When you were young you were always taught that Cinderella’s stepmother was the evil person in the story, how she made her work as her maid and treated in a very bad unfair way. And you probably wondered why would someone treat a person who’s like their own child so badly?
Will then, let me tell you my story. I’m Isabella, but you can call me Ella that’s what everybody does. My birthday is October 5th, that’s three days away, I’ll be eighteen years old. I have two older siblings, Francesca and Pablo. Both are married and with kids. Fran is ten years older than me and Pablo five years older. Both my parents are alive, you may wonder whats the point of introducing you to my family, well it’s because that’s what’s all about. You see my mother always taught to respect the people who are older than me, always treat and speak to them with good manners. When my sibilings’ joke with me I laugh but when I do it back to them my mother always says
“Behave Isabella!” and my sibilings’ – especially Fran would mouth to me
“You deserve it.” I never understood why. As the years go by I started to notice that my mother treats me differently from my siblings, in a way that bothered to the point where I went to my father and asked him why, his answer was
“This is your mother, you have to accept that.”

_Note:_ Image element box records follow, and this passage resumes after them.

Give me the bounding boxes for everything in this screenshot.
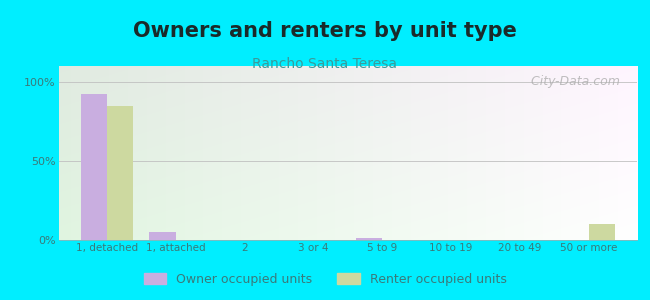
Bar bbox=[107, 106, 133, 240]
Bar bbox=[356, 238, 382, 240]
Bar bbox=[150, 232, 176, 240]
Text: City-Data.com: City-Data.com bbox=[523, 75, 619, 88]
Bar bbox=[81, 94, 107, 240]
Text: Rancho Santa Teresa: Rancho Santa Teresa bbox=[252, 57, 398, 71]
Bar bbox=[589, 224, 615, 240]
Text: Owners and renters by unit type: Owners and renters by unit type bbox=[133, 21, 517, 41]
Legend: Owner occupied units, Renter occupied units: Owner occupied units, Renter occupied un… bbox=[138, 268, 512, 291]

Only then I knew that my father can never stands by my side, every time I discuss with my mother on a topic she would do either of these two; pretend she’s listening when she’s in fact on the phone texting or force her opinion without listening my point of view. Here I am eighteen years old and still could never understand my own mother I reached to the point where I believe that she may hate me, just like how Cinderella’s stepmother hated her, but why? I always asked myself this question but never found the answer to it. She punishes me for things my sibling’s does to me, let them treat me with disrespect and expects from me to shut my mouth and say absolutely nothing about it. When I told my best friend Maria my whole story and how I’ve had enough of being mistreated and underestimated she, too couldn’t figure out why my mother does that.
As a gift for myself, I’ve decided to pack my things and move out. Both of my parents didn’t approve of it, but I just couldn’t handle it any longer. I am a person who is deserved to be treated well and fair.
So now let me ask you this, does that makes evil? Or am I the one with the patience problem?